While Losses Mount, Uber CEO Expects Profitability In 2021
NEW YORK (AP) — The losses at Uber are mounting, but the ride-hailing heavyweight now predicts it will be profitable in about two years.
CEO Dara Khosrowshahi said Monday that the San Francisco-based company's goal is to reach profitability — when adjusted for interest, taxes, depreciation and amortization — for the full year of 2021.
"We hope that we've shown you that we can execute against not just delivering top-line growth, but also top-line growth with discipline," Khosrowshahi said on a conference call with investors. "We can only do so with the really, really hard work of all our employees on a global basis, and also the partnership of the cities that we work with, and our drivers."
The company picked up the pace of its revenue growth, racking up $3.81 billion in the third quarter, 30% more than the same time last year. Last quarter, revenue had grown 14% compared to the prior year.
But Uber lost $1.16 billion in the quarter, extending its streak of losses. The third-quarter loss included $401 million in stock-based compensation related to its initial public offering.
The loss amounted to 68 cents a share and was wider than the $986 million shortfall in the same period last year.
The per-share loss in the latest quarter, however, was smaller than what Wall Street had expected. Analysts were forecasting a loss of 82 cents a share, according to FactSet.
Its revenue also topped expectations for $3.63 billion in the quarter.
Uber convinced more people to use its array of products. The number of monthly active consumers across all its platforms grew to 103 million, up 26% from the same time last year, but below the 104.4 million expected by analysts polled by FactSet.
Gross bookings grew to $16.5 billion, which was 29% more than the same time last year, but lower than the $16.7 billion expected by analysts polled by FactSet.
Last month, executives at Lyft said they expect the rival ride-hailing company to become profitable in the fourth quarter of 2021.
Khosrowshahi provided few details on how different units within Uber would change for the company to reach its new profitability target.
"While we will of course continue to invest in growth and the power of our platform, especially in some of our newer, high-potential businesses like Eats, we will continue to be thoughtful stewards of capital, make tough decisions where necessary, and make any dollar investment count," Khosrowshahi said.
Both Uber and Lyft are facing potentially higher costs for paying drivers. In September, California passed a law requiring ride-hailing drivers to be classified as employees, which could entitle them to minimum wage, benefits and workers compensation. In response, Uber and Lyft proposed a ballot initiative aiming to exempt their companies from the new law.
"We think that there's a better answer out there," Khosrowshahi said. California's new law was figured into Uber's future profitability prediction, and Uber is already operating within similar laws in states such as Massachusetts, New Jersey and Connecticut, he said.
California represents 9% of Uber's global rides and eats bookings, Khosrowshahi said.

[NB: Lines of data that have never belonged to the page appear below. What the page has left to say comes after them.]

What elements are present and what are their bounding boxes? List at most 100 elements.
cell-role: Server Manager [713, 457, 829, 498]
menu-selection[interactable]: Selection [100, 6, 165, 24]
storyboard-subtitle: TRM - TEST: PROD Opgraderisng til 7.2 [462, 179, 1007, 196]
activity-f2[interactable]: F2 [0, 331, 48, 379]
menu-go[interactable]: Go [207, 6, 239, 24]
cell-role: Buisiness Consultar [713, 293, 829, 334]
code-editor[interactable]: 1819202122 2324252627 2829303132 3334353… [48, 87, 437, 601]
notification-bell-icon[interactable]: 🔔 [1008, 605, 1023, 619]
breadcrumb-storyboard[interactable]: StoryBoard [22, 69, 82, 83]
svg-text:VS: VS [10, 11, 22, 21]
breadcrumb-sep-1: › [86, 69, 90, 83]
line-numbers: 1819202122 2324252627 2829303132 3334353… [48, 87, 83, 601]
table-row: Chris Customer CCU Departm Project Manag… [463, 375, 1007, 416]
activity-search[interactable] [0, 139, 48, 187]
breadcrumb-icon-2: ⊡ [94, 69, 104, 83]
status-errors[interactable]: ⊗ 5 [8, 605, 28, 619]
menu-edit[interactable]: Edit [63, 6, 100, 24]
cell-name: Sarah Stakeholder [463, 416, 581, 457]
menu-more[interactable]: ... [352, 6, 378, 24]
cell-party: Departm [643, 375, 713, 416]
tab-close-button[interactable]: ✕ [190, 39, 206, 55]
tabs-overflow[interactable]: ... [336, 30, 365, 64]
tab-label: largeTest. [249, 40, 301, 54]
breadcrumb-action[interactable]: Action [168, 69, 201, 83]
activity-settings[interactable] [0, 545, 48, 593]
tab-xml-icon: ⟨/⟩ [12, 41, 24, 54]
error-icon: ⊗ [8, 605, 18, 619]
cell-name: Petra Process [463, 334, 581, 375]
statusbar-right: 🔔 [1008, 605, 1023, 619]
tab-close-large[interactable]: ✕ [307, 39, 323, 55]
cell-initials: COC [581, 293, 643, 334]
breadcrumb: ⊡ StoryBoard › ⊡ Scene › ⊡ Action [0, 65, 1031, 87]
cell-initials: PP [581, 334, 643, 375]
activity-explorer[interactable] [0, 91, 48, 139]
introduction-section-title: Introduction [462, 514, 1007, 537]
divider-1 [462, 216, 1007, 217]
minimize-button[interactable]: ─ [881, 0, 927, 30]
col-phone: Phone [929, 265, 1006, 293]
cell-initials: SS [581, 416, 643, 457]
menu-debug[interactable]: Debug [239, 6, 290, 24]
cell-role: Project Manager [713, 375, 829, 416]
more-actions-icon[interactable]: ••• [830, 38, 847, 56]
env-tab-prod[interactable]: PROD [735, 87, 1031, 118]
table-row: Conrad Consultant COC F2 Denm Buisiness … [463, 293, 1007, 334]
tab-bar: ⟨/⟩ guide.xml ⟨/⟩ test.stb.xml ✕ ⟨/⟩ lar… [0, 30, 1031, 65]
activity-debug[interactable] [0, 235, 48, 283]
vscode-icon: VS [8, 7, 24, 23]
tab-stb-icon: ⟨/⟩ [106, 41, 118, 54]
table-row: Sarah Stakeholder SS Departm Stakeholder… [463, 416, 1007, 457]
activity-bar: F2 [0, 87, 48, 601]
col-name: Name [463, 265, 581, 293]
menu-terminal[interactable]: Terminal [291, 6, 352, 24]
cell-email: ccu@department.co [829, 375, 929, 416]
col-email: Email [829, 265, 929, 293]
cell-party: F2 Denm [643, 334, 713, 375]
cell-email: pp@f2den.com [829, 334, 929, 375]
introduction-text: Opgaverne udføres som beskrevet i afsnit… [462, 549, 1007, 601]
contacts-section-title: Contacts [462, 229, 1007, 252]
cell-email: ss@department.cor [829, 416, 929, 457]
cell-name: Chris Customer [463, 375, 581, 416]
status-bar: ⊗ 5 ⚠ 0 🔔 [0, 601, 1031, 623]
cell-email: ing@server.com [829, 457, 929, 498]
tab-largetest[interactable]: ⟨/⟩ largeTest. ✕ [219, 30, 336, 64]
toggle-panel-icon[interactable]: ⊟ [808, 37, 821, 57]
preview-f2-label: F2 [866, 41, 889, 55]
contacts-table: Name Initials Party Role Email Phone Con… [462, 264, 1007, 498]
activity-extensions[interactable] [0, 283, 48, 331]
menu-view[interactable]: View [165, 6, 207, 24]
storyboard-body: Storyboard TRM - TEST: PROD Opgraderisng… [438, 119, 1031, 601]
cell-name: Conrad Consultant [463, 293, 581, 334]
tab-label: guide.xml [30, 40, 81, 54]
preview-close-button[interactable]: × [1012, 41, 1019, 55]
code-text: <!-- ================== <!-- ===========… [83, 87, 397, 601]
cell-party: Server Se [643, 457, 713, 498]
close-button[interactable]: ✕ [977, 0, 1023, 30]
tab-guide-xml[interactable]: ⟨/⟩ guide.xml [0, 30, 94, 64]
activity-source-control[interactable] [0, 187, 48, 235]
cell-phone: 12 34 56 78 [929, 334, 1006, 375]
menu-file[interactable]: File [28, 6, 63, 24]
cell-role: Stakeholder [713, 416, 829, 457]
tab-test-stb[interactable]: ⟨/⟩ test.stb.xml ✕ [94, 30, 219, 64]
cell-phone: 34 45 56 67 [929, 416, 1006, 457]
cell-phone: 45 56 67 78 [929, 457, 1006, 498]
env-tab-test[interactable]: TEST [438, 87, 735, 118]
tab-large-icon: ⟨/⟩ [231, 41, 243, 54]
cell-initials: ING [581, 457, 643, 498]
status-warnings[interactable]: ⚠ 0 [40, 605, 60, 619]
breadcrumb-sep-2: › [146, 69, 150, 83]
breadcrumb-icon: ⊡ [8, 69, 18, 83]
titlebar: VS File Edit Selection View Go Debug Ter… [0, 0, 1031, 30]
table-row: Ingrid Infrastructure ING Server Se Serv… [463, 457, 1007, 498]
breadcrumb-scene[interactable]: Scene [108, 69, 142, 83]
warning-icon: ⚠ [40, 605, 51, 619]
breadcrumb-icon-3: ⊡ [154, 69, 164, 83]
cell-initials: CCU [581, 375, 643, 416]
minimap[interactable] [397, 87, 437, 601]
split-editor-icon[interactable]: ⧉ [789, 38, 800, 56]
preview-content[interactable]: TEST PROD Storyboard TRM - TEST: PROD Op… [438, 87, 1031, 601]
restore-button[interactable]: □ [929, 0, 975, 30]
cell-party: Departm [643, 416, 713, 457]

In New York City, where regulations forced ride-hailing companies to increase prices, it "definitely hurt volumes in the outer boroughs where people need transportation the most," Khosrowshahi said. But despite raising prices in some markets, frequency of use of Uber's services is increasing, he said.
Some analysts are concerned that a deluge of Uber stock will flood the market later this week when a lockup period expires, allowing major shareholders, including company executives and investors, to sell their shares.
"There could be an avalanche of selling as insiders and early private investors head for the exits," said Dan Ives, managing director at Wedbush Securities.
During the third quarter, Uber reorganized its financial reporting into five segments: Rides, Eats, Freight, Other Bets — which includes bikes, scooters and transit— and Advanced Technologies Group, which includes autonomous vehicles.
That increased transparency around the business units is a step in the right direction, Ives said.
Uber's stock price, which closed Monday at $31.08, has lost nearly a third of its value since its initial public offering in May.
The stock was down about 5% in after-hours trading following the earnings report.